People all around the world have shared their love, their well wishes, their prayers and their inspiration, and we could have NEVER achieved as much as we did without them. We are humbled by their generosity & their true friendships & are forever grateful for every last person that has come into our lives through our experience with Hunter. He was our precious baby love who we loved and cherished with all our hearts and we are forever crushed and terribly, broken-hearted.

Dance in the clouds baby cakes. Mom & dad are watching proudly & you will remain so very close to our hearts for all of eternity.

Thursday, March 26, 2009

Hunter's my HERO.......for Life



Hunter blows us away in every way possible. He's such a unique kid and he's starting to glow more and more every day.
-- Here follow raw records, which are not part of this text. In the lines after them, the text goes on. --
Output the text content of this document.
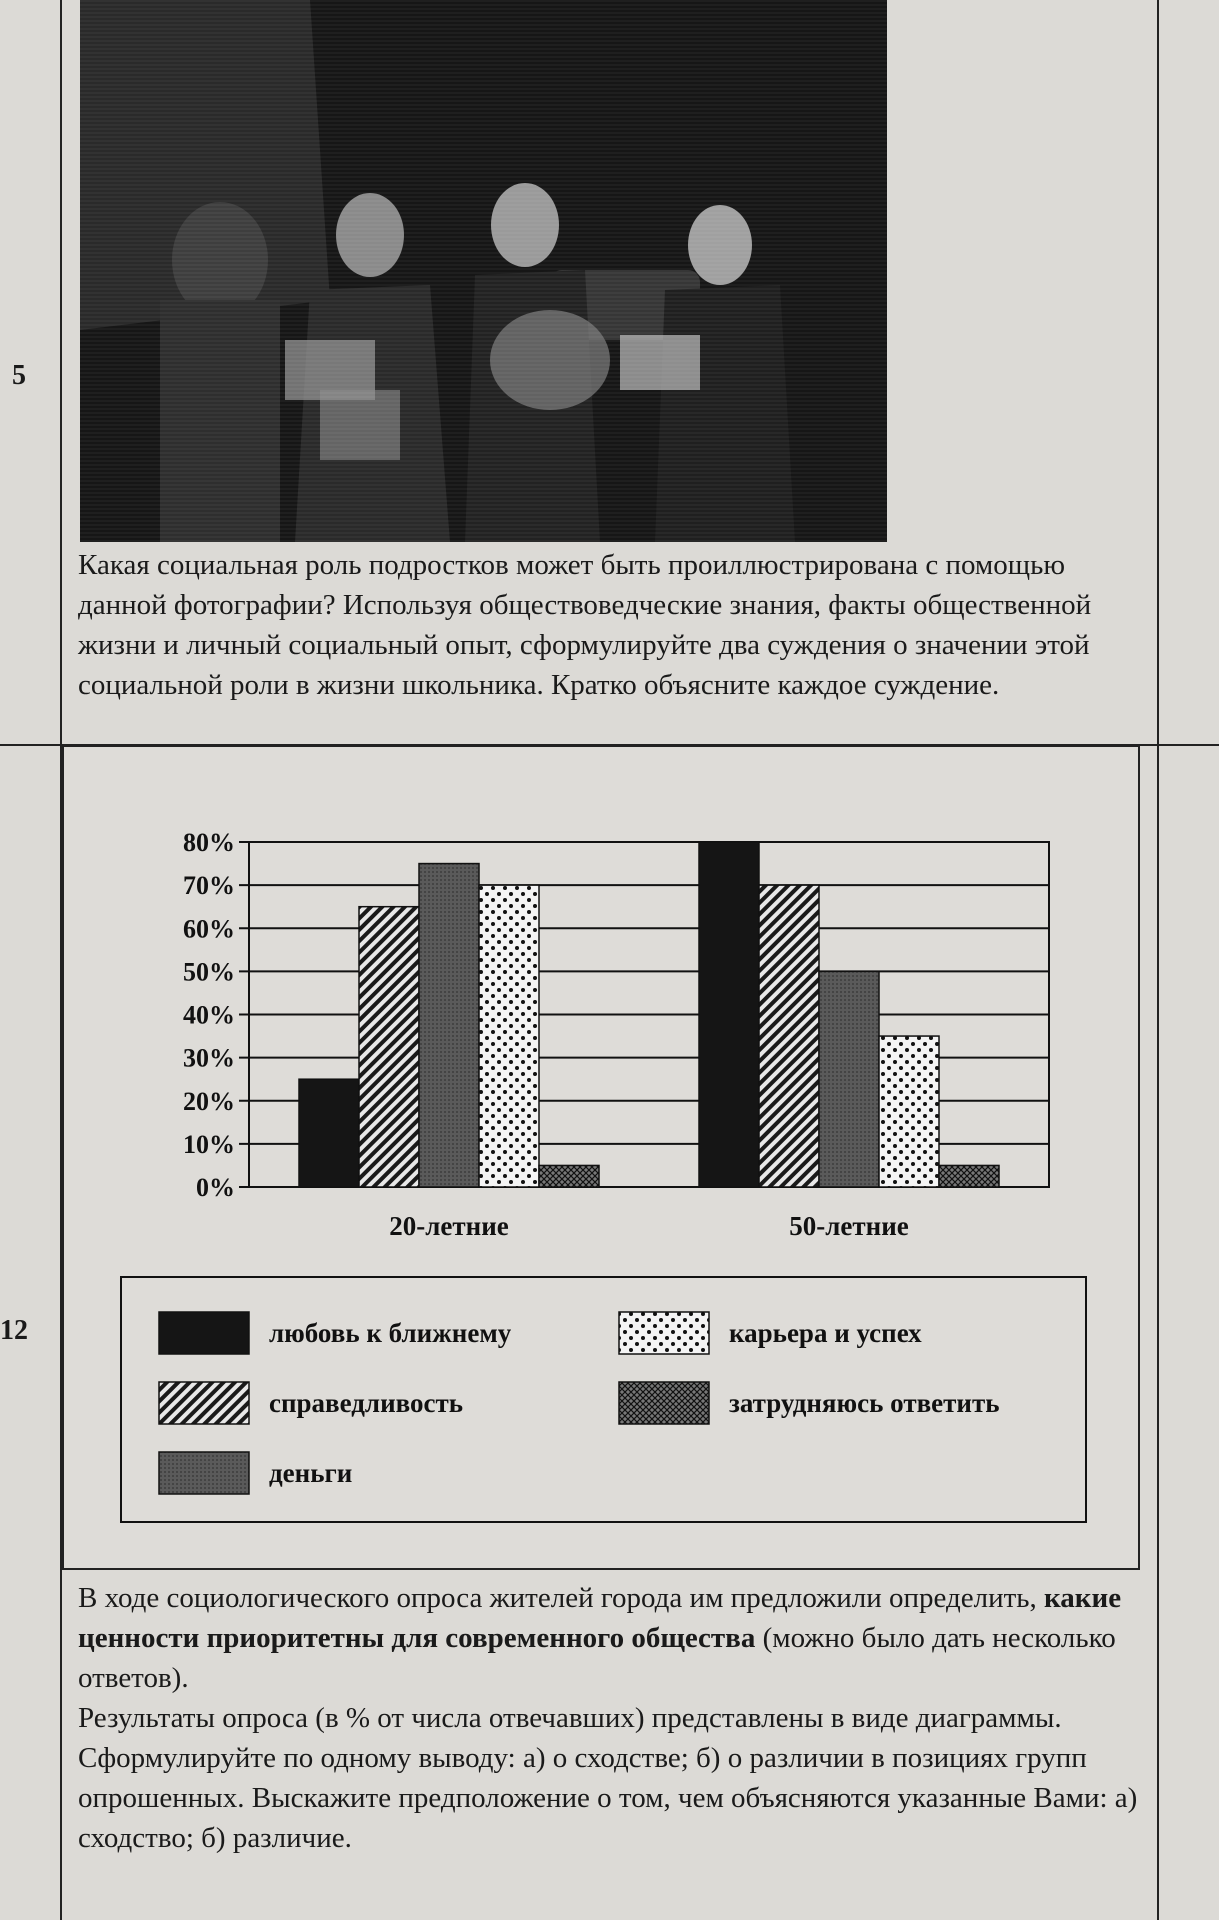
5

Какая социальная роль подростков может быть проиллюстрирована с помощью данной фотографии? Используя обществоведческие знания, факты общественной жизни и личный социальный опыт, сформулируйте два суждения о значении этой социальной роли в жизни школьника. Кратко объясните каждое суждение.

12
0%
10%
20%
30%
40%
50%
60%
70%
80%
20-летние	50-летние
любовь к ближнему
справедливость
деньги
карьера и успех
затрудняюсь ответить

В ходе социологического опроса жителей города им предложили определить, какие ценности приоритетны для современного общества (можно было дать несколько ответов).

Результаты опроса (в % от числа отвечавших) представлены в виде диаграммы. Сформулируйте по одному выводу: а) о сходстве; б) о различии в позициях групп опрошенных. Выскажите предположение о том, чем объясняются указанные Вами: а) сходство; б) различие.
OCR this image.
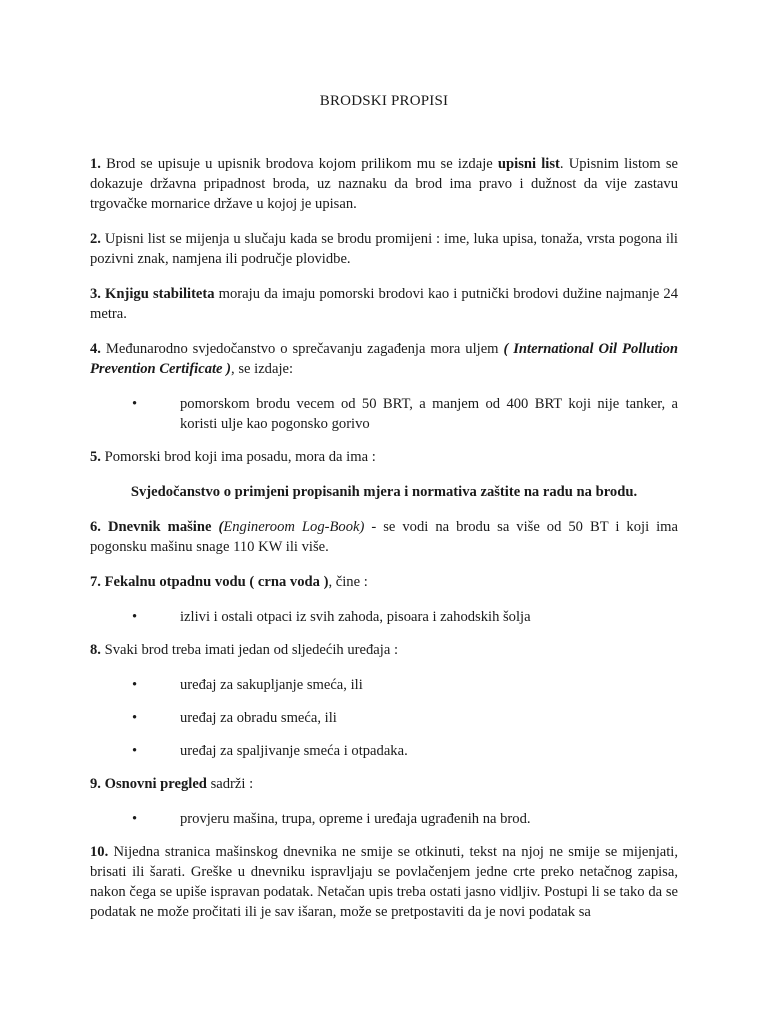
BRODSKI PROPISI

1. Brod se upisuje u upisnik brodova kojom prilikom mu se izdaje upisni list. Upisnim listom se dokazuje državna pripadnost broda, uz naznaku da brod ima pravo i dužnost da vije zastavu trgovačke mornarice države u kojoj je upisan.

2. Upisni list se mijenja u slučaju kada se brodu promijeni : ime, luka upisa, tonaža, vrsta pogona ili pozivni znak, namjena ili područje plovidbe.

3. Knjigu stabiliteta moraju da imaju pomorski brodovi kao i putnički brodovi dužine najmanje 24 metra.

4. Međunarodno svjedočanstvo o sprečavanju zagađenja mora uljem ( International Oil Pollution Prevention Certificate ), se izdaje:

•	pomorskom brodu vecem od 50 BRT, a manjem od 400 BRT koji nije tanker, a koristi ulje kao pogonsko gorivo

5. Pomorski brod koji ima posadu, mora da ima :

Svjedočanstvo o primjeni propisanih mjera i normativa zaštite na radu na brodu.

6. Dnevnik mašine (Engineroom Log-Book) - se vodi na brodu sa više od 50 BT i koji ima pogonsku mašinu snage 110 KW ili više.

7. Fekalnu otpadnu vodu ( crna voda ), čine :

•	izlivi i ostali otpaci iz svih zahoda, pisoara i zahodskih šolja

8. Svaki brod treba imati jedan od sljedećih uređaja :

•	uređaj za sakupljanje smeća, ili
•	uređaj za obradu smeća, ili
•	uređaj za spaljivanje smeća i otpadaka.

9. Osnovni pregled sadrži :

•	provjeru mašina, trupa, opreme i uređaja ugrađenih na brod.

10. Nijedna stranica mašinskog dnevnika ne smije se otkinuti, tekst na njoj ne smije se mijenjati, brisati ili šarati. Greške u dnevniku ispravljaju se povlačenjem jedne crte preko netačnog zapisa, nakon čega se upiše ispravan podatak. Netačan upis treba ostati jasno vidljiv. Postupi li se tako da se podatak ne može pročitati ili je sav išaran, može se pretpostaviti da je novi podatak sa
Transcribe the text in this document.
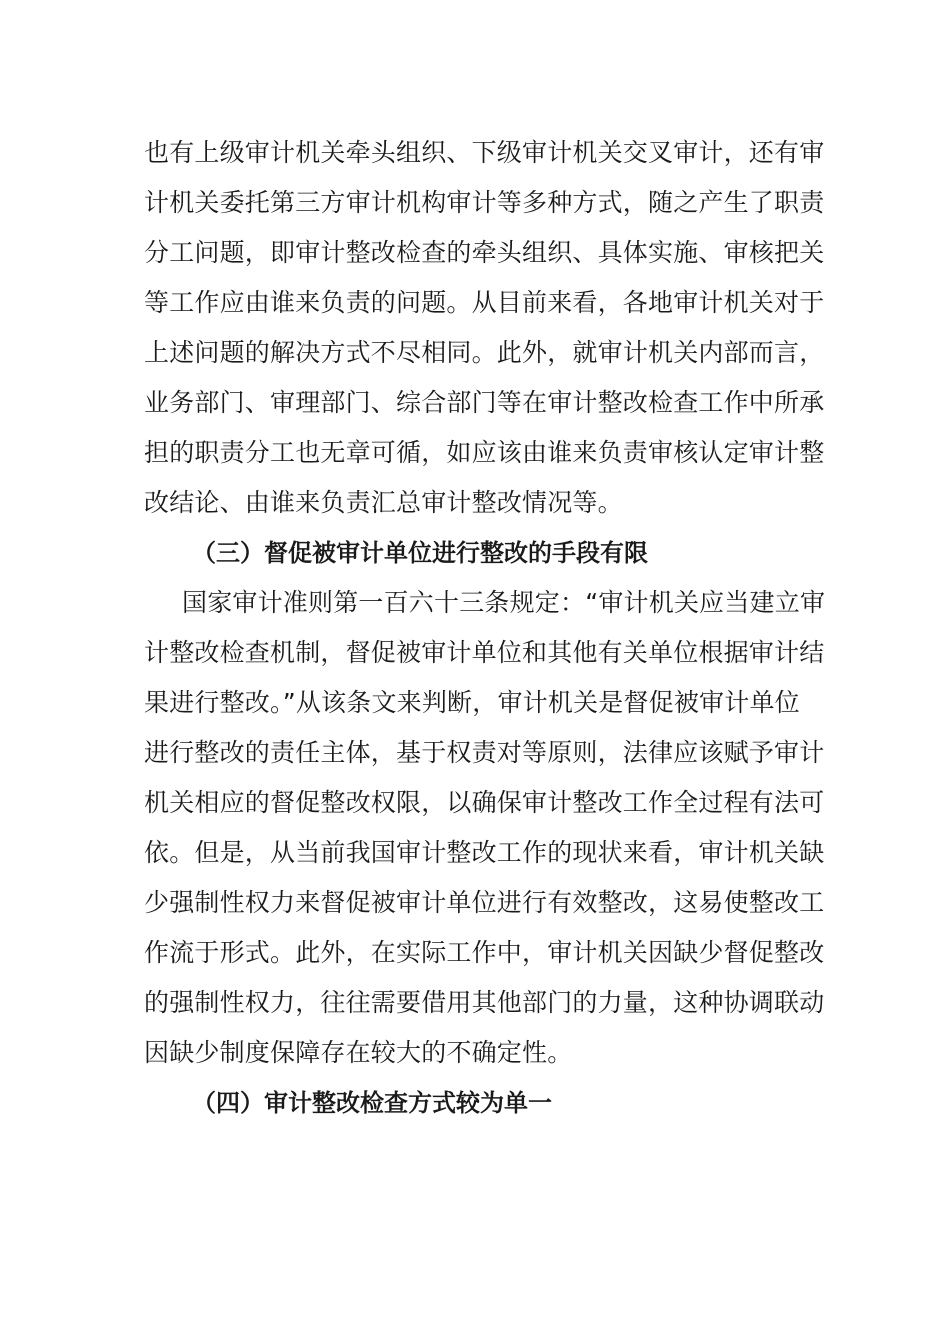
也有上级审计机关牵头组织、下级审计机关交叉审计，还有审
计机关委托第三方审计机构审计等多种方式，随之产生了职责
分工问题，即审计整改检查的牵头组织、具体实施、审核把关
等工作应由谁来负责的问题。从目前来看，各地审计机关对于
上述问题的解决方式不尽相同。此外，就审计机关内部而言，
业务部门、审理部门、综合部门等在审计整改检查工作中所承
担的职责分工也无章可循，如应该由谁来负责审核认定审计整
改结论、由谁来负责汇总审计整改情况等。
（三）督促被审计单位进行整改的手段有限
国家审计准则第一百六十三条规定：“审计机关应当建立审
计整改检查机制，督促被审计单位和其他有关单位根据审计结
果进行整改。”从该条文来判断，审计机关是督促被审计单位
进行整改的责任主体，基于权责对等原则，法律应该赋予审计
机关相应的督促整改权限，以确保审计整改工作全过程有法可
依。但是，从当前我国审计整改工作的现状来看，审计机关缺
少强制性权力来督促被审计单位进行有效整改，这易使整改工
作流于形式。此外，在实际工作中，审计机关因缺少督促整改
的强制性权力，往往需要借用其他部门的力量，这种协调联动
因缺少制度保障存在较大的不确定性。
（四）审计整改检查方式较为单一
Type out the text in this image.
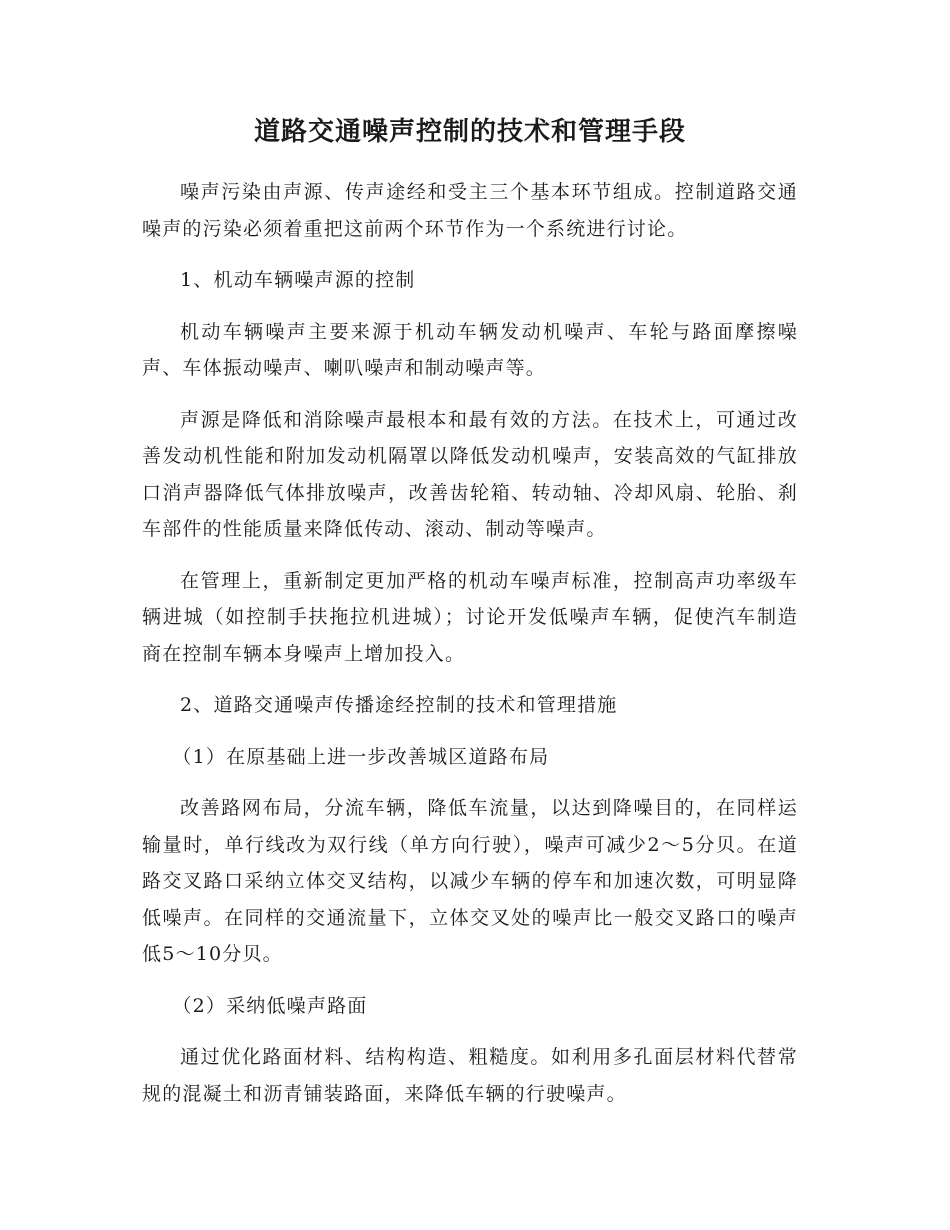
道路交通噪声控制的技术和管理手段

噪声污染由声源、传声途经和受主三个基本环节组成。控制道路交通噪声的污染必须着重把这前两个环节作为一个系统进行讨论。

1、机动车辆噪声源的控制

机动车辆噪声主要来源于机动车辆发动机噪声、车轮与路面摩擦噪声、车体振动噪声、喇叭噪声和制动噪声等。

声源是降低和消除噪声最根本和最有效的方法。在技术上，可通过改善发动机性能和附加发动机隔罩以降低发动机噪声，安装高效的气缸排放口消声器降低气体排放噪声，改善齿轮箱、转动轴、冷却风扇、轮胎、刹车部件的性能质量来降低传动、滚动、制动等噪声。

在管理上，重新制定更加严格的机动车噪声标准，控制高声功率级车辆进城（如控制手扶拖拉机进城）；讨论开发低噪声车辆，促使汽车制造商在控制车辆本身噪声上增加投入。

2、道路交通噪声传播途经控制的技术和管理措施

（1）在原基础上进一步改善城区道路布局

改善路网布局，分流车辆，降低车流量，以达到降噪目的，在同样运输量时，单行线改为双行线（单方向行驶），噪声可减少2～5分贝。在道路交叉路口采纳立体交叉结构，以减少车辆的停车和加速次数，可明显降低噪声。在同样的交通流量下，立体交叉处的噪声比一般交叉路口的噪声低5～10分贝。

（2）采纳低噪声路面

通过优化路面材料、结构构造、粗糙度。如利用多孔面层材料代替常规的混凝土和沥青铺装路面，来降低车辆的行驶噪声。
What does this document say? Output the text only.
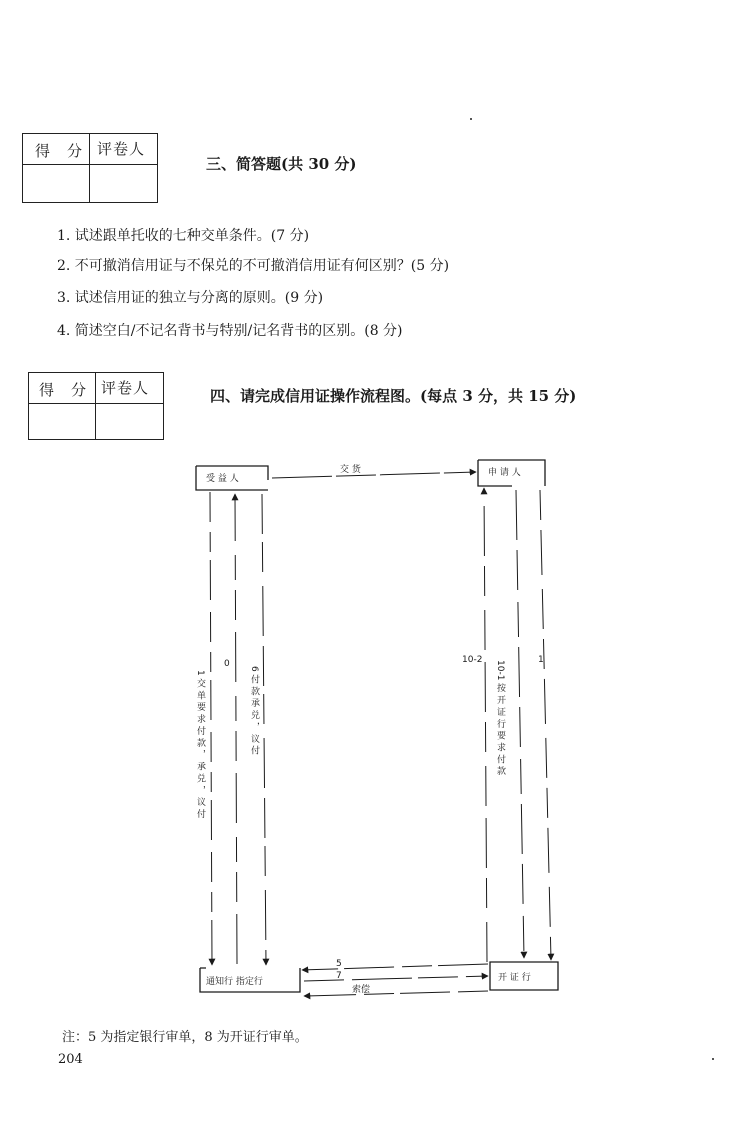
得　分 评卷人
三、简答题(共 30 分)
1. 试述跟单托收的七种交单条件。(7 分)
2. 不可撤消信用证与不保兑的不可撤消信用证有何区别？(5 分)
3. 试述信用证的独立与分离的原则。(9 分)
4. 简述空白/不记名背书与特别/记名背书的区别。(8 分)
得　分 评卷人	四、请完成信用证操作流程图。(每点 3 分，共 15 分)
受 益 人
申 请 人
通知行 指定行	开 证 行
交 货
1 交 单 要 求 付 款 ， 承 兑 ， 议 付
0
6 付 款 承 兑 ， 议 付
10-2 10-1 按 开 证 行 要 求 付 款	1
5
7
索偿
注：5 为指定银行审单，8 为开证行审单。
204
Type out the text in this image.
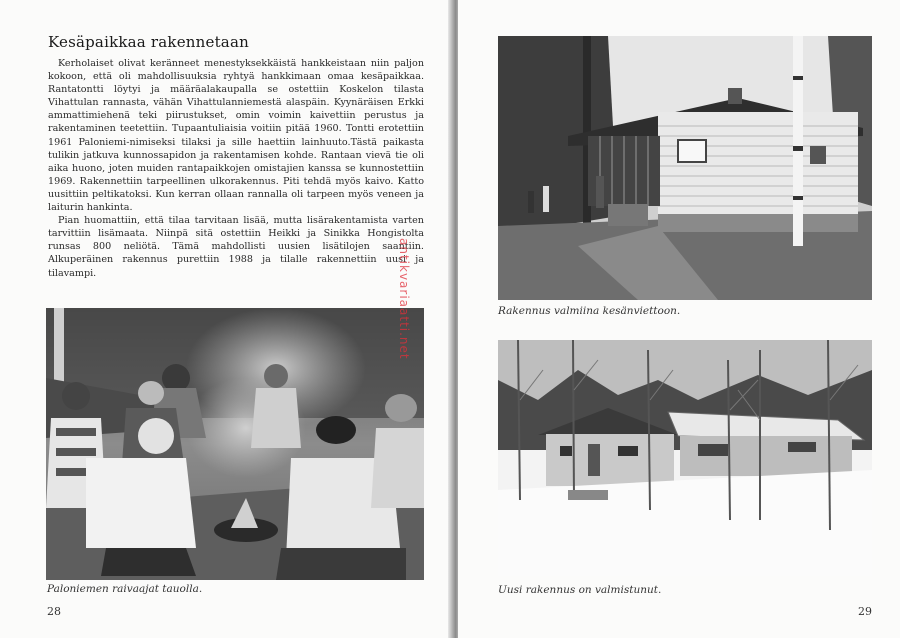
Kesäpaikkaa rakennetaan

Kerholaiset olivat keränneet menestyksekkäistä hankkeistaan niin paljon kokoon, että oli mahdollisuuksia ryhtyä hankkimaan omaa kesäpaikkaa. Rantatontti löytyi ja määräalakaupalla se ostettiin Koskelon tilasta Vihattulan rannasta, vähän Vihattulanniemestä alaspäin. Kyynäräisen Erkki ammattimiehenä teki piirustukset, omin voimin kaivettiin perustus ja rakentaminen teetettiin. Tupaantuliaisia voitiin pitää 1960. Tontti erotettiin 1961 Paloniemi-nimiseksi tilaksi ja sille haettiin lainhuuto.Tästä paikasta tulikin jatkuva kunnossapidon ja rakentamisen kohde. Rantaan vievä tie oli aika huono, joten muiden rantapaikkojen omistajien kanssa se kunnostettiin 1969. Rakennettiin tarpeellinen ulkorakennus. Piti tehdä myös kaivo. Katto uusittiin peltikatoksi. Kun kerran ollaan rannalla oli tarpeen myös veneen ja laiturin hankinta.

Pian huomattiin, että tilaa tarvitaan lisää, mutta lisärakentamista varten tarvittiin lisämaata. Niinpä sitä ostettiin Heikki ja Sinikka Hongistolta runsas 800 neliötä. Tämä mahdollisti uusien lisätilojen saantiin. Alkuperäinen rakennus purettiin 1988 ja tilalle rakennettiin uusi ja tilavampi.

Paloniemen raivaajat tauolla.
28
antikvariaatti.net	Rakennus valmiina kesänviettoon.
Uusi rakennus on valmistunut.
29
When he was first diagnosed with AML Leukemia at 14 months......he was still just a baby. He was just then starting to show his colors. And then once he got sick....he kind of zipped it up for awhile and kept to himself. Now........he's full on enjoying himself, laughing and playing and expressing himself like never before. It's a strange thing that makes it that much harder to believe that he's really as sick as he is. There is a cancer in his body that could take his life and it just doesn't seem real when he's racing around the room, giggling, having the best time he's had in the last year. Mentally..........it's kinda no fun.

We still haven't had our official "Bone Marrow Transplant - talk" with the doctors - but apparently, it's a really hard session. We'll be told the worse possible outcomes, all the terrible risks and all of the horrifying things that we'll be experiencing for the next 30 to 90 days. We've heard through the grapevine that actually seeing your child get radiated leaves a forever imprint in your mind that will remain with a punch in the gut for the rest of our lives. After the actual transplant, there is a disease called Graft-versus-host which will be when Hunter's body accepts or rejects the bone marrow that is trying to take over his body. It's the disease brought on by the effort to cure the leukemia that could actually kill him. Apparently we were told not to wish for it, but that it was a good thing if he got it "a little".........but that if he gets it too badly.........there's no pulling back.

He looks at us and smiles so big every day now.................and he has no idea what's about to happen.



I've collected some photos of some of Hunter's procedures and events over the last year 1/2 of his life. Much different than mine or Zen's first 2 years of existence.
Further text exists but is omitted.